Questi composti sono anche in grado di ridurre la digestione delle proteine includendole in complessi poco accessibili agli enzimi gastrici, intestinali e pancreatici [9].

Alcune saponine, inoltre, mimano l’azione dei glucocorticoidi. L’acido glicirretinico della liquirizia, ad esempio, è un forte inibitore dell’enzima idrossisteroide 11B-deidrogenasi, il quale ha la funzione di trasformare il cortisolo in cortisone. L’inibizione di tale enzima risulta in una maggior concentrazione plasmatica di cortisolo, che mimando l’azione dell’aldosterone induce il riassorbimento di sodio, e quindi l’aumento di pressione arteriosa. Questo è il motivo per cui la liquirizia non dovrebbe essere somministrata alle persone che soffrono di ipertensione.


I benefici delle saponine


Tra i principali benefici delle saponine ritroviamo il loro potere ipocolesterolemizzante, poiché aumentano l’escrezione dei sali biliari, inducendo il fegato ad utilizzare più colesterolo per produrne [8, 9] (vedi quest’articolo) , ed ipoglicemizzanti, poiché rallentano lo svuotamento gastrico (studio effettuato in modelli murini) [10, 11]. Ne consegue una potenziale diminuzione del rischio cardiovascolare e dello sviluppo di patologie come sindrome metabolica e diabete di tipo II.

Sono state inoltre dimostrate le potenzialità antitumorali di alcune saponine triterpeniche, le quali sono in grado di bloccare il ciclo cellulare di alcune cellule neoplasiche mammellari e del colon, e di indurre l’apoptosi di cellule leucemiche, prostatiche e macrofagiche [12, 13, 14, 15].

Queste sostanze hanno anche proprietà antivirali (hanno un certo effetto contro il virus HIV) [16] ed antifungine. L’applicazione che ne deriva è l’utilizzo delle saponine come conservante naturale [17].

Alcune saponine del gruppo B presenti nelle leguminose hanno un ruolo antiossidante, essendo in grado di decomporre lo ione superossido, un radicale libero che causa marcati danni a proteine, lipidi e DNA delle nostre cellule [18].
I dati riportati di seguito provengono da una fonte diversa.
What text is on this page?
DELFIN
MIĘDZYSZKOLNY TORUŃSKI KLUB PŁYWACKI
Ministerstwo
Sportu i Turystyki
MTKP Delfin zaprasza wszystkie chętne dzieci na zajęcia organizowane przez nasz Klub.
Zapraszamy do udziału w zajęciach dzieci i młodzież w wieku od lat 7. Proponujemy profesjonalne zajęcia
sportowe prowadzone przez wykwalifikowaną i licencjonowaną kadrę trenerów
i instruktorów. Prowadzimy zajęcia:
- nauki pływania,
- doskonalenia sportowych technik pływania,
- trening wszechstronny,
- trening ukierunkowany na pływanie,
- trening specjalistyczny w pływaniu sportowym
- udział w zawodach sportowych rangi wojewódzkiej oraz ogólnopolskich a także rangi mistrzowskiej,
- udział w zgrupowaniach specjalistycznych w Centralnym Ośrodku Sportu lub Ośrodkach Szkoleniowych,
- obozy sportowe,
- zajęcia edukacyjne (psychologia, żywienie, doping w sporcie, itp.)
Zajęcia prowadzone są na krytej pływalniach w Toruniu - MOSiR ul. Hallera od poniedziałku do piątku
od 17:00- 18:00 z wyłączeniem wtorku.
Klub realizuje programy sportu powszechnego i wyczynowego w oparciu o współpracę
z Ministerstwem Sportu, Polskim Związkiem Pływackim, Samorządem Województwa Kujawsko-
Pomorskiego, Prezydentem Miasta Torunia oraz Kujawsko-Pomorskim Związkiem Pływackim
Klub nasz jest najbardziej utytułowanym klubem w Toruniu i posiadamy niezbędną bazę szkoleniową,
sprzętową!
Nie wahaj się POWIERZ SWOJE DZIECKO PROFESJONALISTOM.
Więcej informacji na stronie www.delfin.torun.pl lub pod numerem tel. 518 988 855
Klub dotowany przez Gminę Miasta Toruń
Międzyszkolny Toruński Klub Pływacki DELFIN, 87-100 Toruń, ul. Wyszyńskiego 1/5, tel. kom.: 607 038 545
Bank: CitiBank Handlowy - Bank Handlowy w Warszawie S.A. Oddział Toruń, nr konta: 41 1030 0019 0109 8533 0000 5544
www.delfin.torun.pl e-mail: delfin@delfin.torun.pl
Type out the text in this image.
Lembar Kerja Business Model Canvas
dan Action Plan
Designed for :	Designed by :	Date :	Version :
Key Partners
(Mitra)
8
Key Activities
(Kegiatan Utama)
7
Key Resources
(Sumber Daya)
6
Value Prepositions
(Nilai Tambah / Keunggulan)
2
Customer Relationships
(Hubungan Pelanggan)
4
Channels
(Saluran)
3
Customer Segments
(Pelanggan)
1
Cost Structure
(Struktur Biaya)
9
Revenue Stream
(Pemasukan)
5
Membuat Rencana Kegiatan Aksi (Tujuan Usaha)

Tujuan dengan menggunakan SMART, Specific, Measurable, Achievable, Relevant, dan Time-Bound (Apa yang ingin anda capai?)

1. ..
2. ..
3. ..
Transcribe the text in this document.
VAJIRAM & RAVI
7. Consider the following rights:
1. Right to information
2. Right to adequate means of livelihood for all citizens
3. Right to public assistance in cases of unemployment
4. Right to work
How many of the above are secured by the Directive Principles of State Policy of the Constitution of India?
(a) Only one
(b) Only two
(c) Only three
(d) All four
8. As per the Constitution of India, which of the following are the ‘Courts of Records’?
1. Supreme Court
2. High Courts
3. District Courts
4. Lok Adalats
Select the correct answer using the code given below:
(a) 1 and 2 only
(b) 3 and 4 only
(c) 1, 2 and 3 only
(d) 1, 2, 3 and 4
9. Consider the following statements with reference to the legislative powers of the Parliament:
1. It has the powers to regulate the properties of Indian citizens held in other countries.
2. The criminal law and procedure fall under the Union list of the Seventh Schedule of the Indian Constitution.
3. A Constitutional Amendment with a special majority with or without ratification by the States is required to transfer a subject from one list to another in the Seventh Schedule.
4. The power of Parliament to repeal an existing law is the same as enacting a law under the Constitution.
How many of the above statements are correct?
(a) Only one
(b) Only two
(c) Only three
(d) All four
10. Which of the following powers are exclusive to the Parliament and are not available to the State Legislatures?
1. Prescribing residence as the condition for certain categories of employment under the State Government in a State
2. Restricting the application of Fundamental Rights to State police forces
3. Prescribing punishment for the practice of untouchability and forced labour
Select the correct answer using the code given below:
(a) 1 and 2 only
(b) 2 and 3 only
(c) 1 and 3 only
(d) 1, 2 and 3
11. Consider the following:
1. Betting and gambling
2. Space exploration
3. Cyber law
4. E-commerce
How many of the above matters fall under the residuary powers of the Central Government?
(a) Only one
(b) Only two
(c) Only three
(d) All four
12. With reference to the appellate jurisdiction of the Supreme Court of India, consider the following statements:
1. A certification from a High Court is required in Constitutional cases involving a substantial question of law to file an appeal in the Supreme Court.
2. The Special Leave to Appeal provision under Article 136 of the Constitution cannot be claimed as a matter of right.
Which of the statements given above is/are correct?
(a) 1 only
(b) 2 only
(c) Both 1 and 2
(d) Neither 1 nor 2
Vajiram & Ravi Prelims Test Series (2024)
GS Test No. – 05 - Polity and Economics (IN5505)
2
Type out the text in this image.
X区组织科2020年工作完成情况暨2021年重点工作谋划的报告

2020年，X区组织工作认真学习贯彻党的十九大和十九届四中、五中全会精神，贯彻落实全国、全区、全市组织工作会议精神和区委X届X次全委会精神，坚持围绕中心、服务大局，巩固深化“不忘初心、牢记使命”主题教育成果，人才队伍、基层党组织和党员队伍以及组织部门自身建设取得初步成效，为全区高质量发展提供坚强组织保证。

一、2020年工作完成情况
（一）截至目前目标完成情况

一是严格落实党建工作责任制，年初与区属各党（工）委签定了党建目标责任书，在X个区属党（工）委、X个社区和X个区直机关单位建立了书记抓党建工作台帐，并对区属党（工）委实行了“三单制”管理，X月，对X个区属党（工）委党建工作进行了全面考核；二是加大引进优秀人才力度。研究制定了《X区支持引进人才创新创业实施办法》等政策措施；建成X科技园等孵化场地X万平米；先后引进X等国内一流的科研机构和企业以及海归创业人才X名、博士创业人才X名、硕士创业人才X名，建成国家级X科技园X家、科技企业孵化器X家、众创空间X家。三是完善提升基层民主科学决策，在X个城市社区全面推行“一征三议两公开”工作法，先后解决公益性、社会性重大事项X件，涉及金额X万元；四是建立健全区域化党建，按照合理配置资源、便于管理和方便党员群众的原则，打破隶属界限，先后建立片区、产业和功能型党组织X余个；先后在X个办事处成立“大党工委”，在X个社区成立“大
Le saponine del ginseng manifestano invece un’attività neuroprotettiva, stimolando la sintesi di NO (ossido nitrico) cerebrale, e limitando lo stress ipotalamico-ipofisario-adrenergico.

Alcune saponine sono immuno-stimolanti ed aumentano la risposta immunitaria e la produzione di anticorpi, anche quando assunte a bassi dosaggi [19]. E’ probabile che interagiscano con le cellule presentanti gli antigeni (APC), inducendo la produzione di interleuchine e di interferone, che mediano la maturazione delle cellule immunitarie e la produzione di anticorpi. Le micelle originanti dalle saponine preservano l’integrità di un qualsiasi antigene in esso contenute, mediando il suo riconoscimento da parte delle cellule immunitarie intestinali.

L'abilità nel modulare l’attività di NF-kB e della fosfolipasi A2, coinvolte nella risposta di flogosi, conferisce alle saponine un potere antinfiammatorio. Anche l'azione corticosteroide-mimante conferisce ad alcune di esse, tra le quali anche l’acido glicirrizico, proprietà antinfiammatorie.



Conclusioni


A quanto pare, è stato dimostrato che le saponine apportano più benefici che problemii. Ma non è tutto oro quello che luccica. Il problema deriva infatti dal sovradosaggio di questi composti che può portare a dolori intestinali, gonfiore addominale e ad uno stato di malessere generale.

Gli alimenti contenenti saponine non andrebbero assolutamente eliminati dalla nostra dieta. E' tuttavia consigliabile limitarli nelle persone ipersensibili.